ICANN

ICANN will try and kill future comment periods

David Olive, Senior Vice President, Policy Development Support published a blog post called “Public Comment Guidelines for the ICANN Organization“.

There was not obvious reason for David to write this post now as no discussion has been made on changing the ICANN bylaws or how Comment Periods work.

I am pretty certain that ICANN is not too happy with the 3,200 comments about the .org renewal that ICANN’s Ombudsman called SPAM and the (deserved) criticism ICANN received in the comments and for subsequently ignoring these comments.

This post is ICANN informing us that they will bury the comment periods as much as they can.

So not only they will not be collecting any feedback from announcements, blog posts, social media campaigns, regional newsletters, and mailing lists but ICANN thinks “There may be circumstances where an alternative to Public Comment may be more appropriate. Alternative mechanisms include consultations or surveys for more targeted audiences and must be approved by ICANN org executive team members.”.

David ends the post informing us that more changes are coming to Comment Periods in the near future:

“As ICANN evolves, the Public Comment process will adapt as well. The Public Comment team has been working with the Information Transparency Initiative team to develop an improved Public Comment feature based on input from the ICANN community. We look forward to testing it in early 2020.”

I guess the Comment Period changes will not get a Comment Period, will they?

So ICANN will try and kill future comment periods as much as they can.

Here is one single excerpt from the ICANN Bylaws on how ICANN Comment Periods should be really working on Specific Reviews (Under ARTICLE 4 ACCOUNTABILITY AND REVIEW):

“At least one draft report of the review team shall be posted on the Website for public review and comment. The review team must consider the public comments received in response to any posted draft report and shall amend the report as the review team deems appropriate and in the public interest before submitting its final report to the Board. The final report should include an explanation of how public comments were considered as well as a summary of changes made in response to public comments.”

Sold.Domains

About Konstantinos Zournas

I studied Computer Engineering and Computer Science in London, UK and I am now living in Athens, Greece. I went online in 1995, started coding in 1996 and began buying domain names and creating websites in 2000. I started the OnlineDomain.com blog in 2012.

8 comments

  1. Who is paying these guys off, this is like 3rd world politics type deals going on here?

    #ICANNCORRUPT

  2. There are a couple of things in the Olive’s post to note.

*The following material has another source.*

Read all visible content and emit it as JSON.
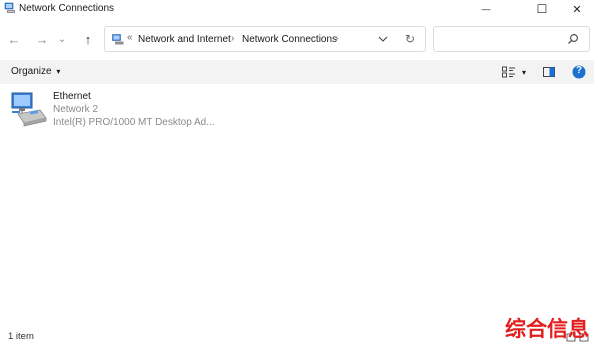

First, it says there will still be comment periods for registry base agreements. So this wouldn’t have avoided the .Org comment situation.

    Second, it appears they are working on a way to bring the commenting process out of the last millennium. It’s set up kind of like an old BBS and they are working to update this. A simple form will suffice.

    • The ICANN response system is not dramatically different than the one USPTO uses for user feedback, eg for fee increases see https://www.uspto.gov/about-us/performance-and-planning/public-comments-setting-and-adjusting-trademark-fees

      It’d be interesting to see the outcome of such user feedback for a government organization, as opposed to ICANN.

      The issue is that ICANN now wants to outright discount commentary that displays a uniform position by copy/pasted responses. That, according to the bright minds that discounted the 3,000 comments that were against the .ORG contract, indicated spam.

      If you read the responses to the USPTO opposing the fee increase, there is no doubt a number of key points are replicated, and so is the language.

      Think about it: When we vote at the polls, all votes look the same and count the same. ICANN now wants to remove domain investors from its list of valid voters!

      • “Think about it: When we vote at the polls, all votes look the same and count the same. ICANN now wants to remove domain investors from its list of valid voters!”

        Good point!

    • Konstantinos Zournas

      They are working to reduce the number of comment periods and also make it harder for someone to comment.
      Don’t be surprised if they have someone delete these “SPAM” comments. These are comments we will never see.
      The old BBS style is more transparent than what the new system will be.

  3. Sounds like the same tactics use by China and Trump—Shut the F us up!!

  4. I still can’t believe they ignored all the comments on the .org contract renewal and that the ombudsman didn’t find anything wrong with that.

    • Money talks my man, there are bigger players with deeper pockets in play, if they raise all .orgs by $1, that is tens of millions in someones pocket.